I'm wondering if there are any tips/tricks for using spatial transformers that I should be aware of. I've spent a while now trying them out, but they are very hit-or-miss from my experience.
I tried it out using the distorted mnist dataset
like the one in the examples, and it worked well. However, when attempting to use it on colored images from real photographs, that's where I start to run into issues.
Typically what happens is one of two things:
1. In the first few iterations the spatial transformer layer zooms *way too much*, and the convolutional network below then is stuck trying to learn on incomplete images. (e.g. 200px x 200px input image, the network below is doomed to learn from the same 10px x 10px corner of every image). When this happens no learning occurs even if you let it keep running for hundreds of epochs to see if it'll get unstuck (it never does).
2. The spatial transform doesn't zoom/rotate/skew at all, and you're left with a fancy downsampling layer in your network.

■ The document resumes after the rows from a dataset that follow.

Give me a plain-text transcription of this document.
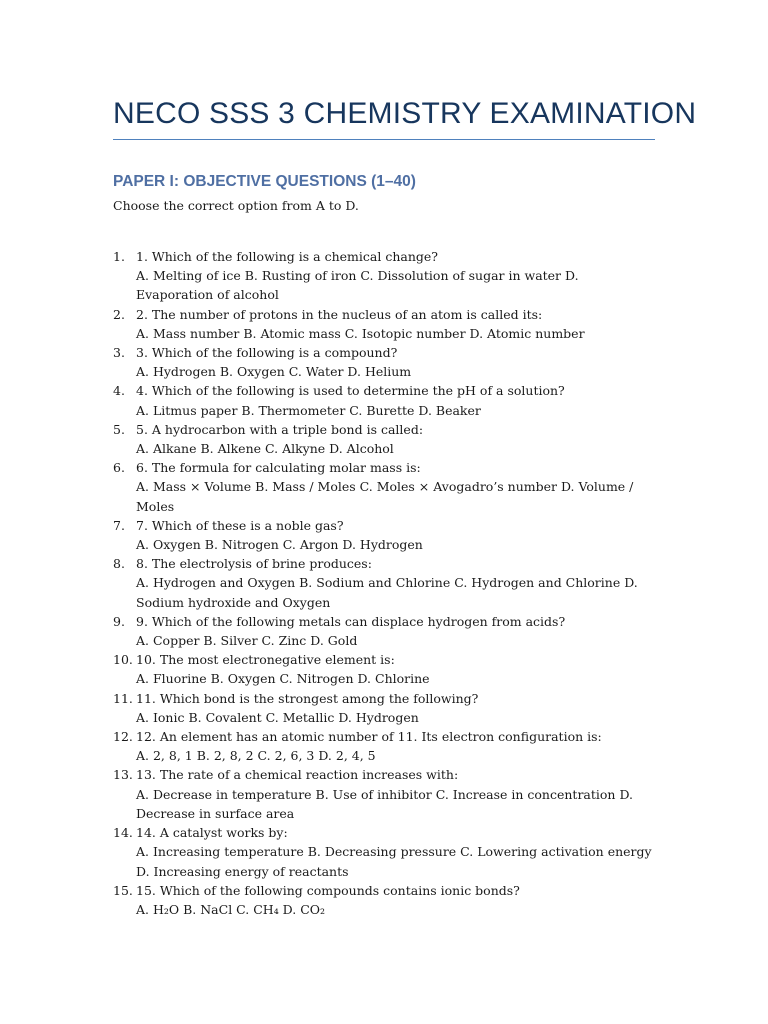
NECO SSS 3 CHEMISTRY EXAMINATION
PAPER I: OBJECTIVE QUESTIONS (1–40)
Choose the correct option from A to D.
1. 1. Which of the following is a chemical change?
A. Melting of ice B. Rusting of iron C. Dissolution of sugar in water D. Evaporation of alcohol
2. 2. The number of protons in the nucleus of an atom is called its:
A. Mass number B. Atomic mass C. Isotopic number D. Atomic number
3. 3. Which of the following is a compound?
A. Hydrogen B. Oxygen C. Water D. Helium
4. 4. Which of the following is used to determine the pH of a solution?
A. Litmus paper B. Thermometer C. Burette D. Beaker
5. 5. A hydrocarbon with a triple bond is called:
A. Alkane B. Alkene C. Alkyne D. Alcohol
6. 6. The formula for calculating molar mass is:
A. Mass × Volume B. Mass / Moles C. Moles × Avogadro’s number D. Volume / Moles
7. 7. Which of these is a noble gas?
A. Oxygen B. Nitrogen C. Argon D. Hydrogen
8. 8. The electrolysis of brine produces:
A. Hydrogen and Oxygen B. Sodium and Chlorine C. Hydrogen and Chlorine D. Sodium hydroxide and Oxygen
9. 9. Which of the following metals can displace hydrogen from acids?
A. Copper B. Silver C. Zinc D. Gold
10. 10. The most electronegative element is:
A. Fluorine B. Oxygen C. Nitrogen D. Chlorine
11. 11. Which bond is the strongest among the following?
A. Ionic B. Covalent C. Metallic D. Hydrogen
12. 12. An element has an atomic number of 11. Its electron configuration is:
A. 2, 8, 1 B. 2, 8, 2 C. 2, 6, 3 D. 2, 4, 5
13. 13. The rate of a chemical reaction increases with:
A. Decrease in temperature B. Use of inhibitor C. Increase in concentration D. Decrease in surface area
14. 14. A catalyst works by:
A. Increasing temperature B. Decreasing pressure C. Lowering activation energy D. Increasing energy of reactants
15. 15. Which of the following compounds contains ionic bonds?
A. H₂O B. NaCl C. CH₄ D. CO₂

I assumed that maybe my learning rates were too high/small, but no matter what my initial rate is (0.01 to 0.00001), the same 2 outcomes occur. I have also noticed that the adam update rule seems to be the only way to even get it to outcome 2, otherwise it always ends up getting stuck in outcome 1.
I've proven to myself that it *can* work, since I've been able to get it to zoom/rotate/skew well on the distorted mnist set, but outside of black-and-white images, I'm stuck. I'm willing to try whatever tricks/diagnostics others may have as spatial transformers could be terrifically useful for a few datasets I have.